On September 12, a website affiliated with the Revolutionary Guards, Edalat Khahan (“Seekers of Justice”), claimed that Marzban had traveled to the US with the intention of launching an anti-Iranian media outlet “aimed at inflaming the people and creating social divisions.”

Edalat Khahan also accused Marzban of working with Freedom House, a human rights organization based in Washington, DC, to attract Iranian artists and celebrities to opposition causes.

 

Never Been to the US

A source close to Marzban, however, told [Persian link] the Center for Human Rights in Iran (CHRI) that Marzban has never visited the United States. “After leaving Iran in 2009, he lived in Malaysia for some years and in the Republic of Georgia for a few months,” said the source. “Outside of Iran, Keyomars has only been to Malaysia and Georgia.”

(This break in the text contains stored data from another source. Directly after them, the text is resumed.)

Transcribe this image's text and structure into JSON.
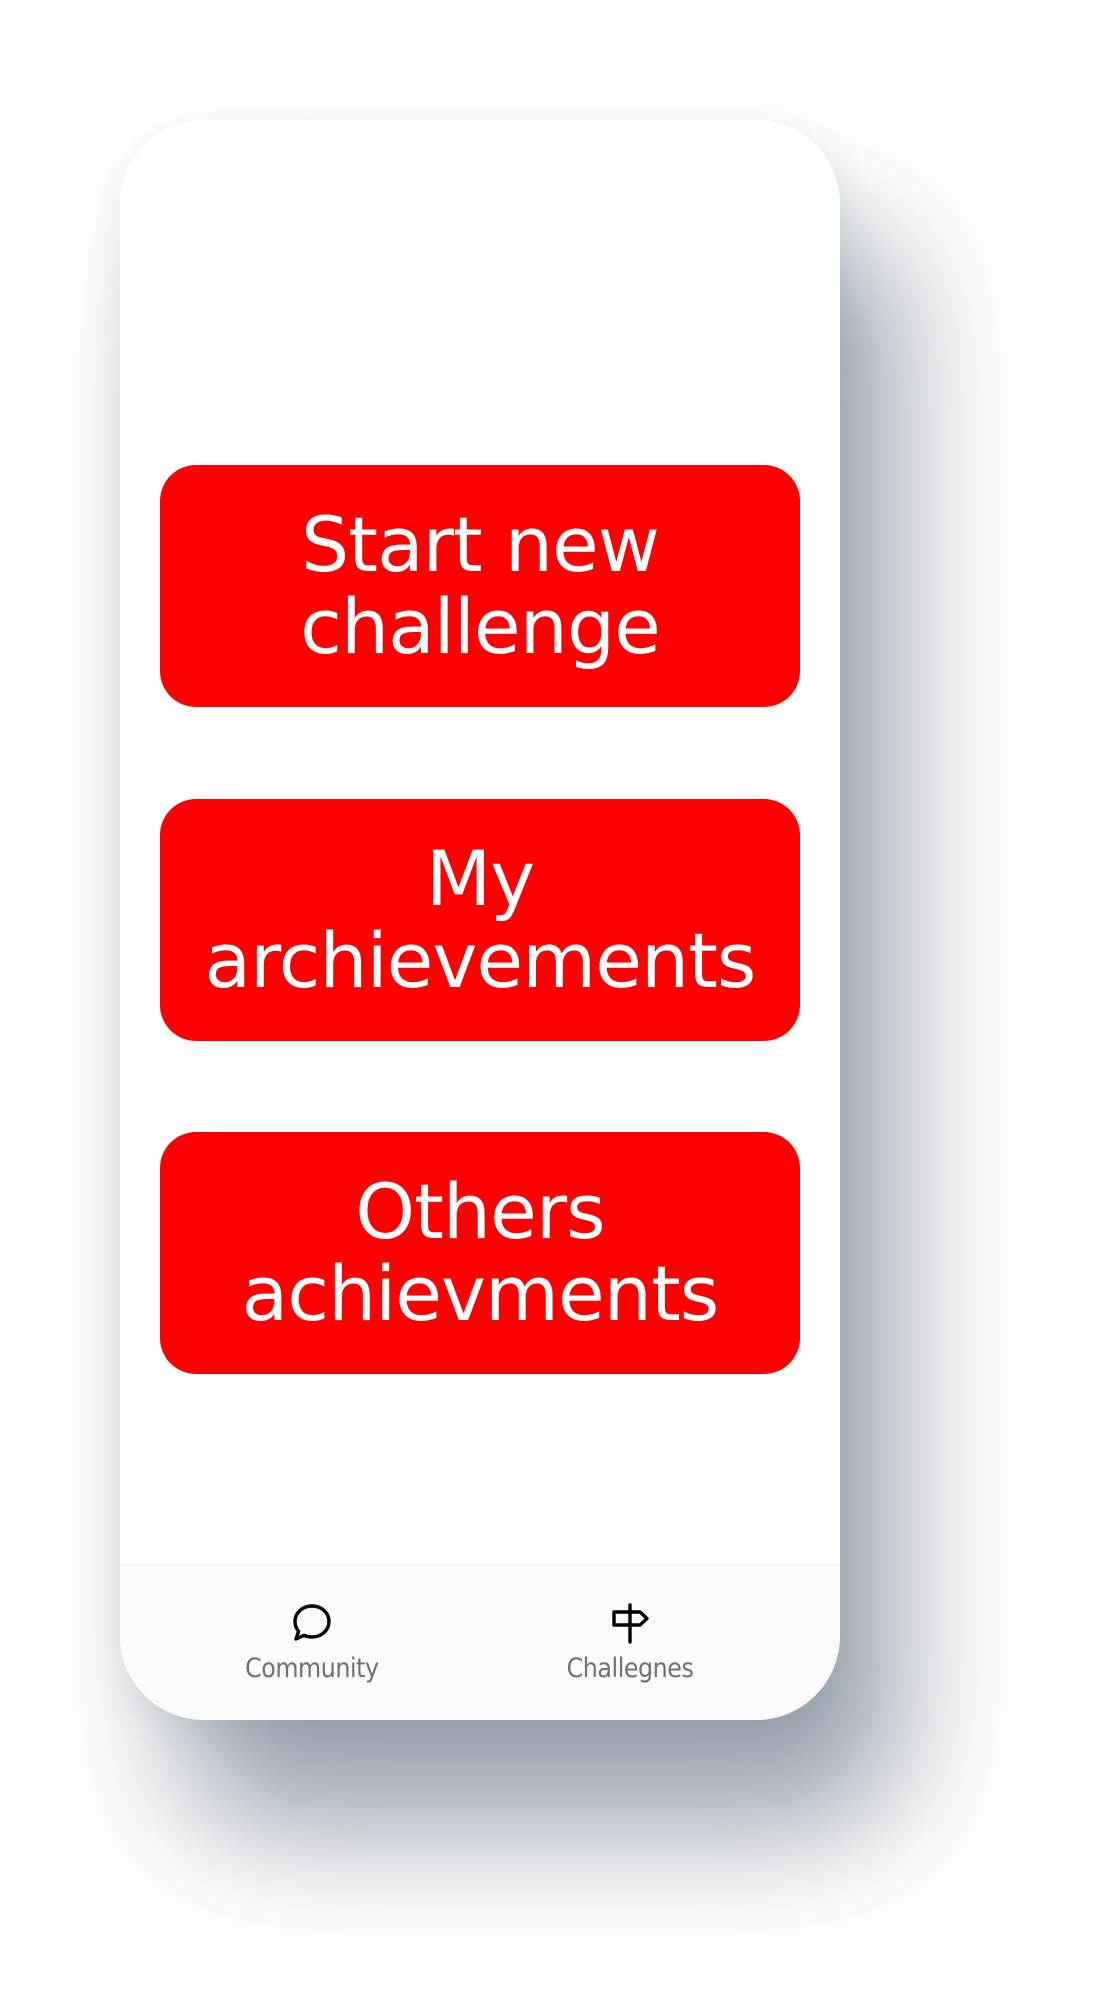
{
  "screen": {
    "buttons": [
      {
        "label": "Start new\nchallenge"
      },
      {
        "label": "My\narchievements"
      },
      {
        "label": "Others\nachievments"
      }
    ]
  },
  "tabbar": {
    "tabs": [
      {
        "label": "Community",
        "icon": "chat-bubble-icon"
      },
      {
        "label": "Challegnes",
        "icon": "signpost-icon"
      }
    ]
  },
  "colors": {
    "accent": "#ff0000",
    "button_text": "#ffffff",
    "tab_label": "#6f6f6f",
    "background": "#ffffff"
  }
}
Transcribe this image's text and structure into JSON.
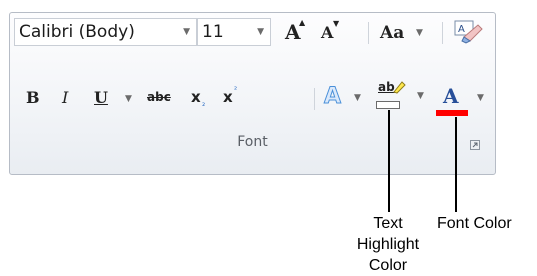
{
  "ribbon": {
    "group_label": "Font",
    "font_name": "Calibri (Body)",
    "font_size": "11",
    "row1": {
      "grow_font": "A",
      "shrink_font": "A",
      "change_case": "Aa",
      "clear_formatting": "A"
    },
    "row2": {
      "bold": "B",
      "italic": "I",
      "underline": "U",
      "strikethrough": "abc",
      "subscript": "x",
      "superscript": "x",
      "text_effects": "A",
      "highlight": "ab",
      "font_color": "A"
    },
    "colors": {
      "highlight_swatch": "#ffffff",
      "font_color_swatch": "#ff0000",
      "text_effect_blue": "#4a90d9"
    }
  },
  "callouts": {
    "text_highlight_color": [
      "Text",
      "Highlight",
      "Color"
    ],
    "font_color": "Font Color"
  }
}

“Kioomars loves to write, and although he’s very young, he has matured a lot in recent years,” one of his friends told CHRI. “He has no political sympathies toward any individual or political group and his main passion is writing and being involved in literary activities. We are shocked he has been arrested.”

According to Aghasi, the trial of Kioomars Marzban was conducted in two sessions at Branch 15 of the Revolutionary Court, the first on March 4 of this year and the second in July. “I was informed of the verdict 20 days ago,” he said.

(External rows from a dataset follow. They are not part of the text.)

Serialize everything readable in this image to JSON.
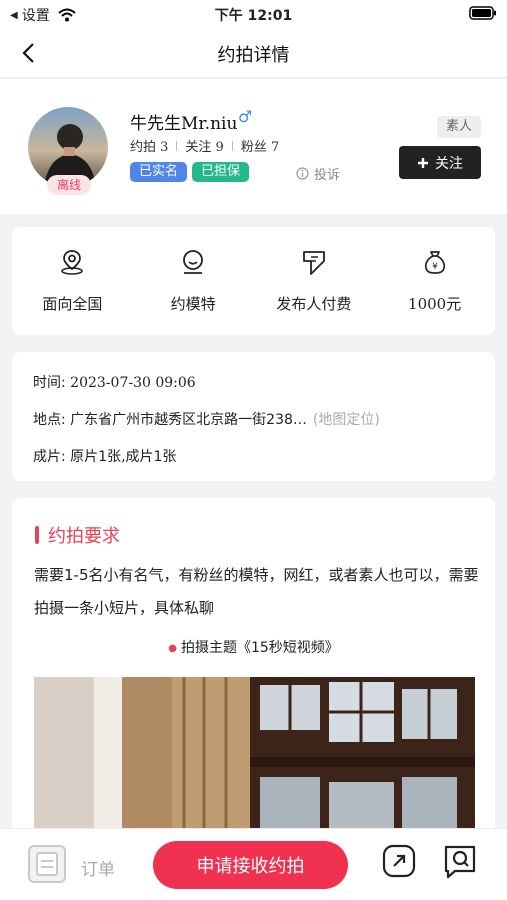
{
  "status_bar": {
    "back_label": "设置",
    "time": "下午 12:01"
  },
  "nav": {
    "title": "约拍详情"
  },
  "profile": {
    "name": "牛先生Mr.niu",
    "gender_symbol": "♂",
    "status": "离线",
    "stats": {
      "shoots": "约拍 3",
      "following": "关注 9",
      "followers": "粉丝 7"
    },
    "badges": [
      "已实名",
      "已担保"
    ],
    "report_label": "投诉",
    "tag": "素人",
    "follow_label": "关注"
  },
  "features": [
    {
      "label": "面向全国",
      "icon": "location-icon"
    },
    {
      "label": "约模特",
      "icon": "model-icon"
    },
    {
      "label": "发布人付费",
      "icon": "payment-icon"
    },
    {
      "label": "1000元",
      "icon": "money-bag-icon"
    }
  ],
  "info": {
    "time_label": "时间: ",
    "time_value": "2023-07-30 09:06",
    "address_label": "地点: 广东省广州市越秀区北京路一街238…",
    "map_link": "(地图定位)",
    "output_label": "成片: 原片1张,成片1张"
  },
  "requirement": {
    "title": "约拍要求",
    "description": "需要1-5名小有名气，有粉丝的模特，网红，或者素人也可以，需要拍摄一条小短片，具体私聊",
    "theme": "拍摄主题《15秒短视频》"
  },
  "bottom_bar": {
    "order_label": "订单",
    "apply_label": "申请接收约拍"
  },
  "colors": {
    "accent": "#f0314f",
    "verified": "#4f86e8",
    "guaranteed": "#23b98a",
    "follow_bg": "#222222"
  }
}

What evidence did the prosecutor bring against Marzban? “He is a satirist and writes satire. He used to write for the media outside of Iran and that was the evidence used to convict him,” Aghasi said. “Marzban says he had no malicious intent and I believe the same. I believe that he is not guilty and now we have to wait for the appeals court.”

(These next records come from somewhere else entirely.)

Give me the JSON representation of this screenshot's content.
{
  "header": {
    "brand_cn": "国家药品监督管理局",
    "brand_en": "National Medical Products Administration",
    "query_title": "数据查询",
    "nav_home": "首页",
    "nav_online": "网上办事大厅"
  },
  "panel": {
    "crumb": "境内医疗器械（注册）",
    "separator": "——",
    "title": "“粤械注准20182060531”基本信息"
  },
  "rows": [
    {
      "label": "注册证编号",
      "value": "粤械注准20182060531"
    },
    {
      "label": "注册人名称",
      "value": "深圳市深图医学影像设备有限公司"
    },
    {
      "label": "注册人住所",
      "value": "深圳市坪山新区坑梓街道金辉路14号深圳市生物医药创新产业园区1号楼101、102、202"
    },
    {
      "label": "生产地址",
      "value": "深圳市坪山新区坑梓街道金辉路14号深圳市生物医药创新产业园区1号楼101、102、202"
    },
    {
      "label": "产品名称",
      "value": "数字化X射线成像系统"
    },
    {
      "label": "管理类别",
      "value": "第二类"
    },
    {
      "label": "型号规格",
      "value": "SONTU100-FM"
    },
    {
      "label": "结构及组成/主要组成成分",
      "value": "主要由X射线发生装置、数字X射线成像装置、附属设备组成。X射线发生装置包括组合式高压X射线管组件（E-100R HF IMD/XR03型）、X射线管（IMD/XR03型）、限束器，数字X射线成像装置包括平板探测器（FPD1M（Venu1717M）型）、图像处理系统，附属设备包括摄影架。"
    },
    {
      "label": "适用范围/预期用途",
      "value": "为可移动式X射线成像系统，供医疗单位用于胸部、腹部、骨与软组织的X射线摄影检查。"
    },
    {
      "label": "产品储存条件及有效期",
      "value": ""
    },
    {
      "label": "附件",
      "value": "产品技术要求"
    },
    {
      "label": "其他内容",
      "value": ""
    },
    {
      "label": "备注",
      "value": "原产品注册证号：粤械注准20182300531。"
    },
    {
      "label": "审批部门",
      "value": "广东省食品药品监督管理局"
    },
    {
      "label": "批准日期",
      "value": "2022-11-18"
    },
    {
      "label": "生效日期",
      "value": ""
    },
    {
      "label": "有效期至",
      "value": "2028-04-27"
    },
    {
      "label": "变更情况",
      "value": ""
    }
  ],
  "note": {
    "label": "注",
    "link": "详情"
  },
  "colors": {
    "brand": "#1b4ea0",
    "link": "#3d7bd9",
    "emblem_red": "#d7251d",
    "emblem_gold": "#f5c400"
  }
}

But there is a catch. According to a decree by Ebrahim Raeesi, Chief Justice of Iran since March, judges of the courts of appeal can decide to issue their verdicts without the presence of the accused and his lawyers at the trial. This has already happened in some cases. The judge of Branch 36 of the Revolutionary Court of Appeals issued verdicts in cases against two political prisoners — the student Aras Amiri and the journalist Hamed Aynehvand — without giving them or their lawyers a chance to defend themselves at a trial. This means that political and security defendants, who often receive heavy sentences, can no longer be certain of mounting their own defense in an appeals court.

Aghasi is still hopeful. “I hope the trial would be held with our presence so that we can present our defense at length,” he said. The appeals court “might encounter ambiguities in the case that the lawyer can easily clarify for the court, if he is present at the trial, and can defend his client as best as possible. Now we are waiting for the court of appeals.”

Aghasi added that Marzban – who has been in detention for nearly a year – suffers from no physical problems though the verdict has intensely worried him and his family. “Kioomars does not belong in prison,” Aghasi said.